Quali attori contemporanei avrebbe voluto nei suoi film?

«Avrei voluto insieme a me anche qualche scrittore di una volta e forse fare dei film con qualche regista  di una volta . Ho avuto il piacere di scrivere  anche per mio padre, ho lavorato con Dino Risi, Lattuada,  Monicelli  e con altri grandissimi registi  della generazione di prima. Mi sarebbe piaciuto moltissimo  avere nei miei film Gassman, che è un attore che adoro moltissimo e soprattutto Sordi al quale mi lega  un’ amicizia personale.

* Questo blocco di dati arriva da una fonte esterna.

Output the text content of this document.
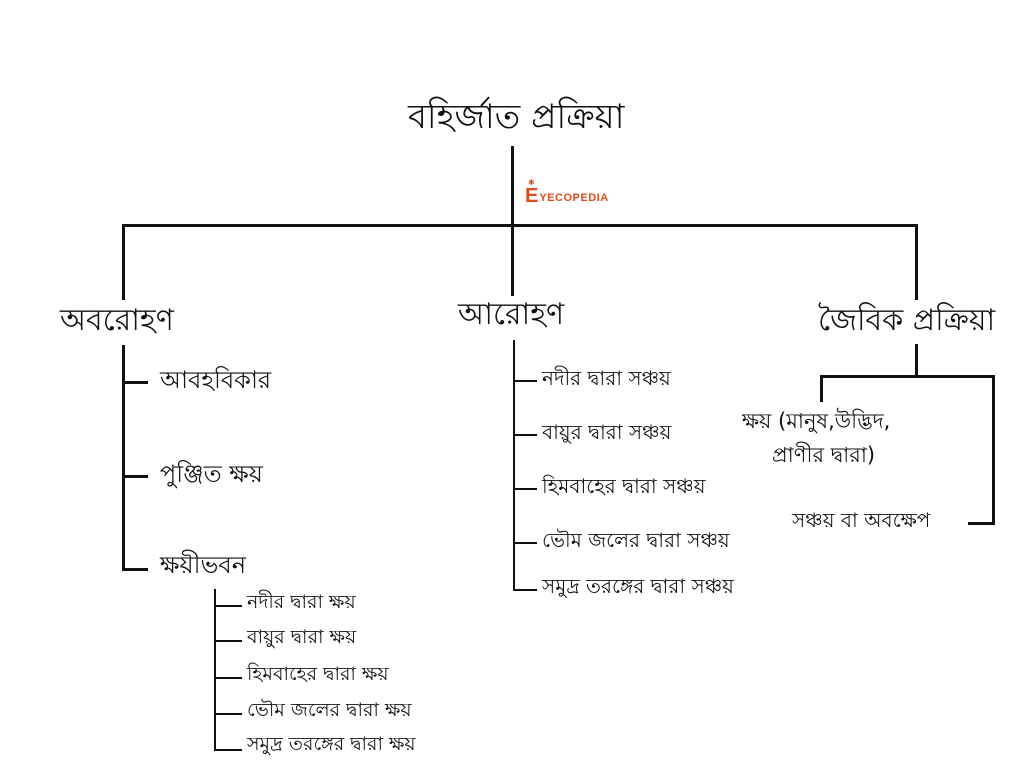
বহির্জাত প্রক্রিয়া
✱
E YECOPEDIA
অবরোহণ
আবহবিকার
পুঞ্জিত ক্ষয়
ক্ষয়ীভবন
নদীর দ্বারা ক্ষয়
বায়ুর দ্বারা ক্ষয়
হিমবাহের দ্বারা ক্ষয়
ভৌম জলের দ্বারা ক্ষয়
সমুদ্র তরঙ্গের দ্বারা ক্ষয়
আরোহণ
নদীর দ্বারা সঞ্চয়
বায়ুর দ্বারা সঞ্চয়
হিমবাহের দ্বারা সঞ্চয়
ভৌম জলের দ্বারা সঞ্চয়
সমুদ্র তরঙ্গের দ্বারা সঞ্চয়
জৈবিক প্রক্রিয়া
ক্ষয় (মানুষ,উদ্ভিদ,
প্রাণীর দ্বারা)
সঞ্চয় বা অবক্ষেপ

Sarebbe stato bello avere la possibilità di lavorare con delle persone che ti hanno illuminato nella tua infanzia».

 Quali registi  da lei conosciuti hanno segnato la sua carriera?

«Quando entri a contatto con queste persone devi avere l’umiltà di ascoltarle e mai parlare troppo   per imparare qualcosa.Io, più che da un singolo, ho imparato il modo di fare il cinema dai grandi registi della commedia italiana del dopoguerra italiano  come Monicelli, Germi, mio padre, Risi, Scola, Comencini per il loro modo di raccontare le storie spesso un pò drammatiche ma sempre in maniera molto lieve, leggera. Narrare la realtà italiana attraverso gli occhi del cinema con uno sguardo non indulgente ma di grande attenzione e di amore verso i personaggi che stai raccontando è una tradizione della commedia italiana che cerco di imitare.Infatti  spesso mi rivedo i film del passato perché c’è sempre da imparare».

Ha qualche rimpianto per un genere di film non ancora affrontato?

«Ho avuto la fortuna di fare 100 film per  cui ho realizzato  in larghissima parte quello che desideravo. Insieme a mio fratello, che se n’è andato, ho  solo il  piccolo rimpianto  di non aver fatto  un western all’italiana  per  rilanciare gli spaghetti western.  Ci abbiamo provato in tanti modi ma non ci siamo riusciti».